(This is Part 10 of a series. Go back to Part 9.)
In my opinion, the spiritual realm is sometimes confused with getting what we want. There's absolutely nothing wrong with getting what we want, but in my experience it has nothing to do with the absolute. And that's a very good thing. Because one of the greatest qualities of the absolute is that it can't be exploited.
Oh sure—we can talk about God all we want, about how God is on "our side" in our just war, etc., or we can set up religions or dogmas that prescribe what God "wants" from us—as if the absolute wants or needs something—or we can imagine that the absolute will send us a new car if only we ask for it sincerely enough.
All those things are perfectly fine—they had better be, because they're part of reality—but in my opinion they have nothing to do with the spiritual realm. To take one of the above examples just a bit further:
Imagine! We're going to suppose that God is on "our side" in our war, our contest, our competition—as if divine Love could possibly love one "part" of itself over another. An impossibility. That's why Jesus talked about God sending his healing rain "upon the just and the unjust."

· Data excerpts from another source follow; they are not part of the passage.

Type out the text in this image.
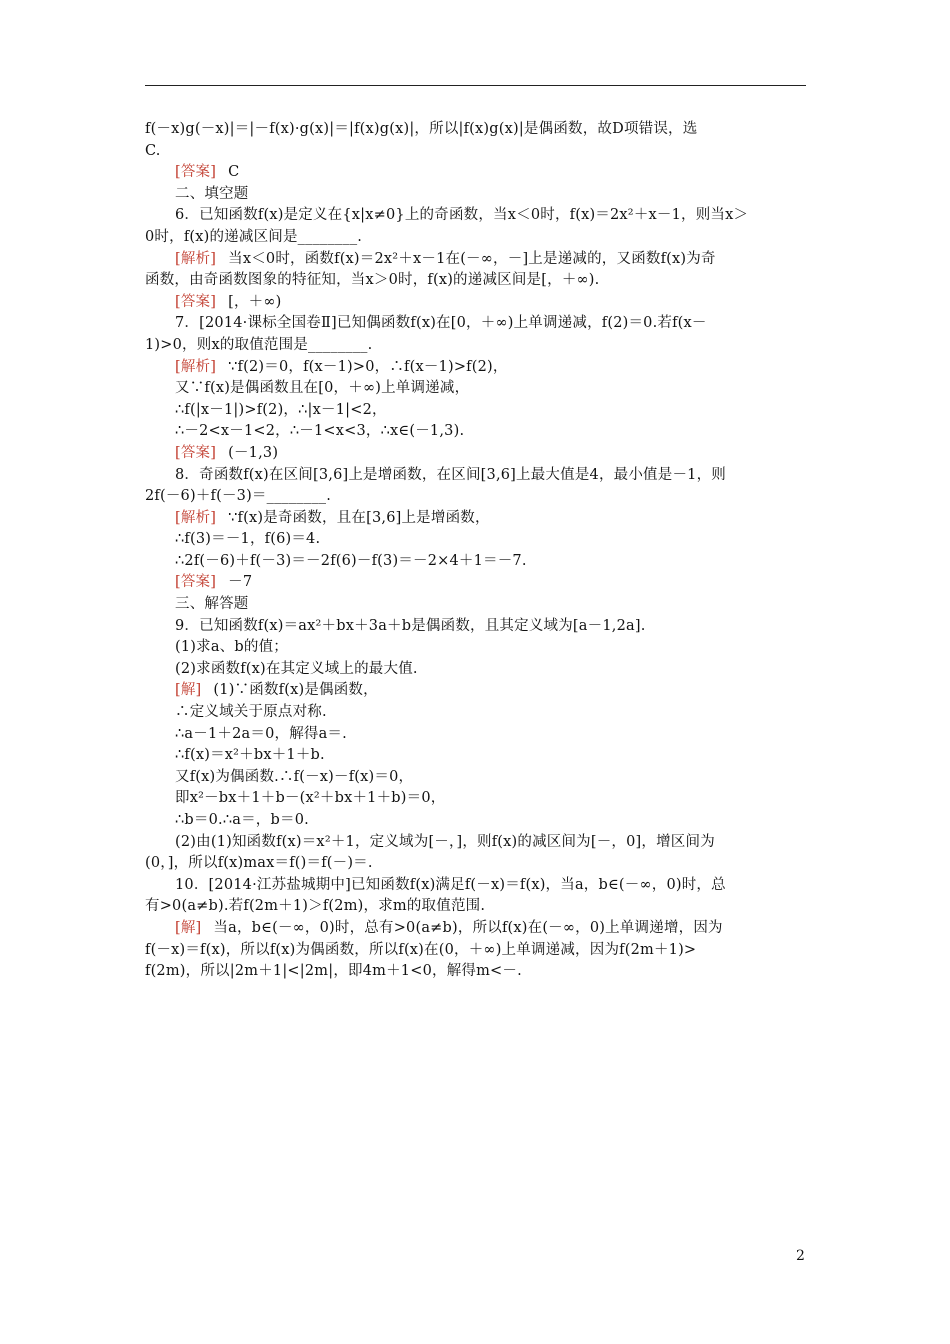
f(－x)g(－x)|＝|－f(x)·g(x)|＝|f(x)g(x)|，所以|f(x)g(x)|是偶函数，故D项错误，选
C.
[答案] C
二、填空题
6．已知函数f(x)是定义在{x|x≠0}上的奇函数，当x＜0时，f(x)＝2x²＋x－1，则当x＞
0时，f(x)的递减区间是________.
[解析] 当x＜0时，函数f(x)＝2x²＋x－1在(－∞，－]上是递减的，又函数f(x)为奇
函数，由奇函数图象的特征知，当x＞0时，f(x)的递减区间是[，＋∞).
[答案] [，＋∞)
7．[2014·课标全国卷Ⅱ]已知偶函数f(x)在[0，＋∞)上单调递减，f(2)＝0.若f(x－
1)>0，则x的取值范围是________.
[解析] ∵f(2)＝0，f(x－1)>0，∴f(x－1)>f(2)，
又∵f(x)是偶函数且在[0，＋∞)上单调递减，
∴f(|x－1|)>f(2)，∴|x－1|<2，
∴－2<x－1<2，∴－1<x<3，∴x∈(－1,3).
[答案] (－1,3)
8．奇函数f(x)在区间[3,6]上是增函数，在区间[3,6]上最大值是4，最小值是－1，则
2f(－6)＋f(－3)＝________.
[解析] ∵f(x)是奇函数，且在[3,6]上是增函数，
∴f(3)＝－1，f(6)＝4.
∴2f(－6)＋f(－3)＝－2f(6)－f(3)＝－2×4＋1＝－7.
[答案] －7
三、解答题
9．已知函数f(x)＝ax²＋bx＋3a＋b是偶函数，且其定义域为[a－1,2a].
(1)求a、b的值；
(2)求函数f(x)在其定义域上的最大值.
[解] (1)∵函数f(x)是偶函数，
∴定义域关于原点对称.
∴a－1＋2a＝0，解得a＝.
∴f(x)＝x²＋bx＋1＋b.
又f(x)为偶函数.∴f(－x)－f(x)＝0，
即x²－bx＋1＋b－(x²＋bx＋1＋b)＝0，
∴b＝0.∴a＝，b＝0.
(2)由(1)知函数f(x)＝x²＋1，定义域为[－，]，则f(x)的减区间为[－，0]，增区间为
(0，]，所以f(x)max＝f()＝f(－)＝.
10．[2014·江苏盐城期中]已知函数f(x)满足f(－x)＝f(x)，当a，b∈(－∞，0)时，总
有>0(a≠b).若f(2m＋1)＞f(2m)，求m的取值范围.
[解] 当a，b∈(－∞，0)时，总有>0(a≠b)，所以f(x)在(－∞，0)上单调递增，因为
f(－x)＝f(x)，所以f(x)为偶函数，所以f(x)在(0，＋∞)上单调递减，因为f(2m＋1)>
f(2m)，所以|2m＋1|<|2m|，即4m＋1<0，解得m<－.
2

Or to take another example from above a little bit further: We can manifest what we want by affirming, imaging, vibrating at the frequency where we receive that thing, etc.—perfectly good.

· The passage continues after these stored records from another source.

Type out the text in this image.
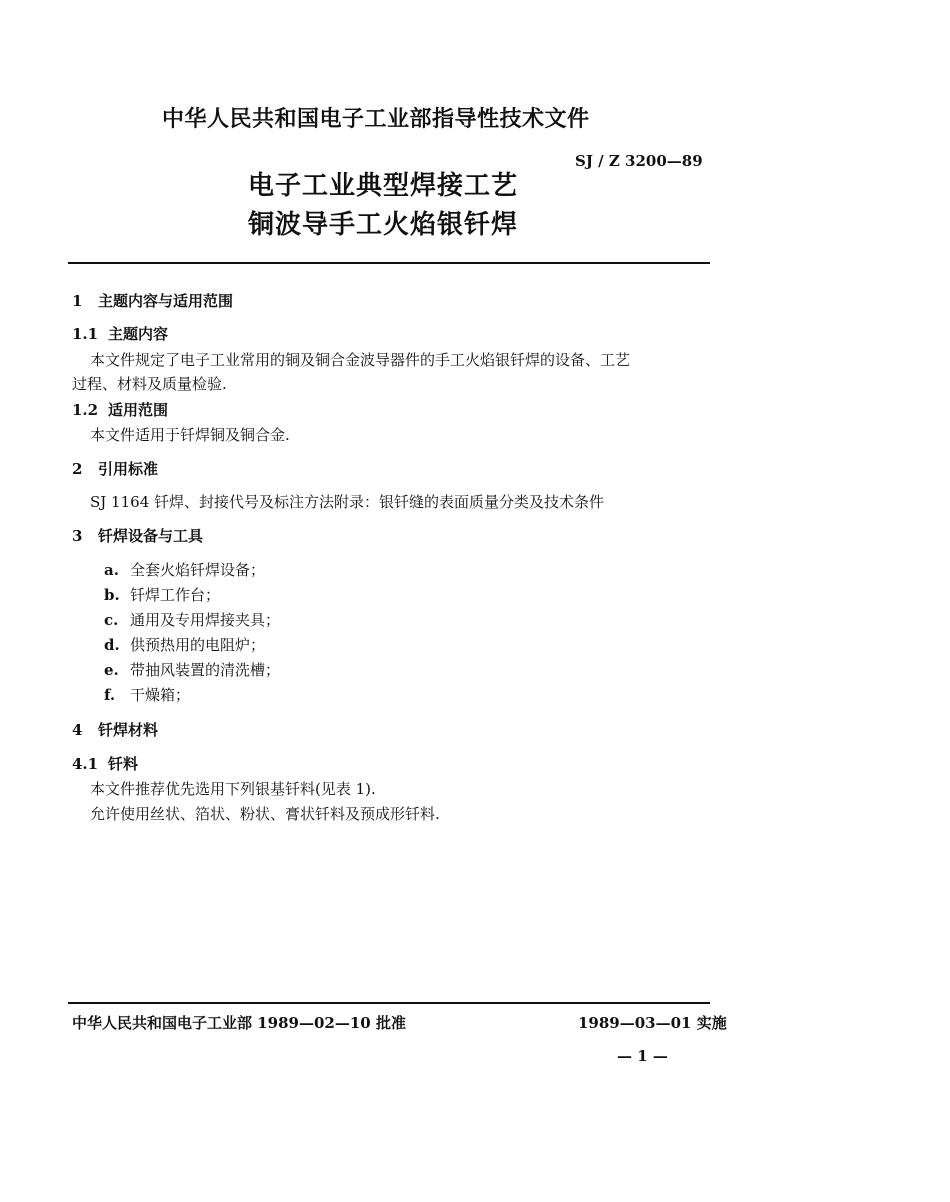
中华人民共和国电子工业部指导性技术文件
SJ / Z 3200—89
电子工业典型焊接工艺
铜波导手工火焰银钎焊
1 主题内容与适用范围
1.1 主题内容
本文件规定了电子工业常用的铜及铜合金波导器件的手工火焰银钎焊的设备、工艺
过程、材料及质量检验.
1.2 适用范围
本文件适用于钎焊铜及铜合金.
2 引用标准
SJ 1164 钎焊、封接代号及标注方法附录：银钎缝的表面质量分类及技术条件
3 钎焊设备与工具
a. 全套火焰钎焊设备；
b. 钎焊工作台；
c. 通用及专用焊接夹具；
d. 供预热用的电阻炉；
e. 带抽风装置的清洗槽；
f. 干燥箱；
4 钎焊材料
4.1 钎料
本文件推荐优先选用下列银基钎料(见表 1).
允许使用丝状、箔状、粉状、膏状钎料及预成形钎料.
中华人民共和国电子工业部 1989—02—10 批准	1989—03—01 实施
— 1 —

But in the depths of our inner consciousness, we know that we can't approach the infinite—our truest Self—if we have some motive in mind...if we want to "get" something. The impurity of having a motive in the presence of the Self is too great, and instead of the Self we wind up with mental reverberations in our head, while imagining that we've somehow coerced the Absolute about something or other.
That we can pretend to exploit the spiritual realm in the external world, but cannot truly exploit it is precisely what makes it the spiritual realm. In that realm we want nothing at all except to be exactly where we are—exactly where "we" are. The getting-what-we-want part is different—it's simply exploiting certain laws, like using the laws of physics to power our cars.
In life we often try to exploit things in one way or another. "What's in it for me?" "How can I use this to my advantage?" and so on. Even if we're "doing good" or "saving the world," if we look deeply enough we'll usually find that there's a kicker for us in there somewhere.
Naturally, we try to bring this same attitude to the divine. We're going to get something from the absolute—peace, happiness, heaven, enlightenment, whatever. But one of the essences of the ungraspable is that any sort of grasping blinds us to the absolute. "When a pickpocket walks down the street he sees pockets."
Even if we're meditating but want to get something from it—peace, enlightenment, heaven, name your tune—it's still a commercial transaction. Only when we show up unclothed, unbaggaged, naked of motives, naked of beliefs, naked of even a reason why—does the door begin to open.
In that opening, at some point a willingness arises to be on the refuse pile of life. There's no longer any need to climb the ego's mountain, whatever it might be. "Mountain climbing" may still occur, but if so it occurs without a motive attached. There's nobody around who cares whether the mountain is climbed or not.
instead, a trust is there that everything is turning out exactly how it's supposed to—because it's exactly what it is—whether some mountain is being climbed or some goal attained or not.
Paradoxically, it's when the willingness is there to be just useless...to never accomplish anything...to just cherish existence forevermore exactly as it is...that reality begins to move by itself in strange and mysterious ways.